C# Outlook MSG file reader without the need for Outlook
http://sicos1977.github.io/MSGReader
MIT License
490 stars 168 forks source link

Broken Encoding when parsing Outlook .msg files #294

Closed lubko closed 2 years ago

lubko commented 2 years ago

When attached file's filename contain diacritics, example "plnění před uveřejněním.docx" the output string is broken.

I had some success overloading the "LoadStorage" function and reading the filename such as: MessageCodePage.GetString(CFStream.GetData())

InternetCodePage might work as well, but i did get some \uXXXX in the output, so i believe MessageCodePage works better. I my case the MessageCodePage has been BodyName = "iso-8859-2", CodePage = 1250, HeaderName = "windows-1250" while InternetCodePage has been BodyName = "iso-8859-2", CodePage = 28592, HeaderName = "iso-8859-2"

Curiously there was the same issue with msg.Recipients, while ie msg.Headers.Cc had user names readable just fine.
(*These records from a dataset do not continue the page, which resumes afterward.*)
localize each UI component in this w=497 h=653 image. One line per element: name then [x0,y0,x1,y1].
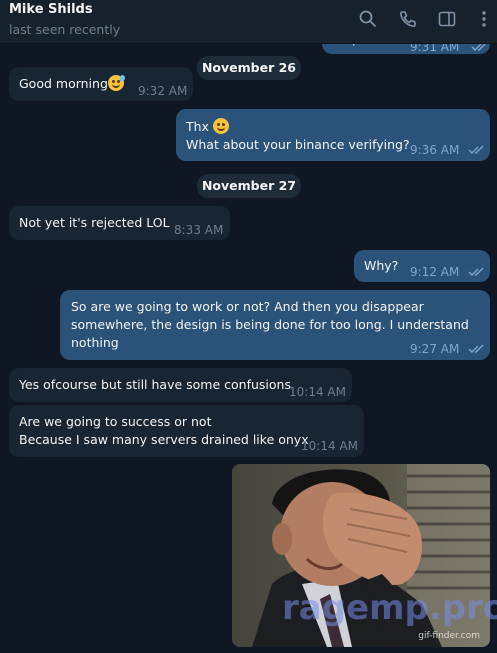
message-time: 9:36 AM [410,143,460,157]
chat-header: Mike Shilds last seen recently [0,0,497,44]
watermark-text: ragemp.pro [282,588,497,628]
message-text-line: Are we going to success or not [19,414,212,429]
message-bubble-outgoing[interactable]: So are we going to work or not? And then… [60,290,490,360]
message-text-line: somewhere, the design is being done for … [71,317,469,332]
read-ticks-icon [468,344,486,354]
message-text: Why? [364,258,399,273]
message-text: Not yet it's rejected LOL [19,215,170,230]
date-separator: November 27 [197,174,301,198]
message-time: 9:32 AM [138,84,188,98]
sweat-smile-emoji-icon [107,75,125,91]
contact-status: last seen recently [9,22,121,37]
message-bubble-incoming[interactable]: Good morning 9:32 AM [9,67,193,101]
search-icon[interactable] [358,9,378,29]
message-time: 10:14 AM [289,385,346,399]
message-time: 9:12 AM [410,265,460,279]
smile-emoji-icon [212,118,229,134]
message-bubble-outgoing[interactable]: Thx What about your binance verifying? 9… [176,109,490,161]
message-text-line: Thx [186,118,229,136]
date-separator: November 26 [197,56,301,80]
message-bubble-incoming[interactable]: Are we going to success or not Because I… [9,405,364,457]
gif-source-label: gif-finder.com [418,631,480,641]
more-icon[interactable] [474,9,494,29]
message-bubble-outgoing[interactable]: Why? 9:12 AM [354,250,490,282]
message-text-line: Because I saw many servers drained like … [19,432,309,447]
message-text: Good morning [19,75,125,93]
message-text-line: So are we going to work or not? And then… [71,299,424,314]
message-time: 10:14 AM [301,439,358,453]
message-time: 8:33 AM [174,223,224,237]
phone-icon[interactable] [398,9,418,29]
message-bubble-incoming[interactable]: Yes ofcourse but still have some confusi… [9,368,352,402]
sidebar-toggle-icon[interactable] [437,9,457,29]
message-time: 9:27 AM [410,342,460,356]
read-ticks-icon [468,145,486,155]
message-text-line: nothing [71,335,119,350]
contact-name[interactable]: Mike Shilds [9,2,93,17]
message-text: Yes ofcourse but still have some confusi… [19,377,291,392]
message-bubble-incoming[interactable]: Not yet it's rejected LOL 8:33 AM [9,206,230,240]
message-text-line: What about your binance verifying? [186,137,410,152]
read-ticks-icon [468,267,486,277]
And so I assume that in the file Storage.cs case PropertyType.PT_STRING8: return GetStreamAsString(containerName, Encoding.Default); should be replaced with case PropertyType.PT_STRING8: return GetStreamAsString(containerName, MessageCodePage); where MessageCodePage is inherited from parent if null

Sicos1977 commented 2 years ago

Can you sent me the msg file? If so then please ZIP it before sending it to sicos2002@hotmail.com

dhrupdubey commented 2 years ago

@Sicos1977 Encoding is also broken for Spanish characters, it displayed ? mark in between words

Sicos1977 commented 2 years ago

Same question, can you sent me an example file? If so then please ZIP it before sending it to sicos2002@hotmail.com

Sicos1977 commented 2 years ago

No response ... closed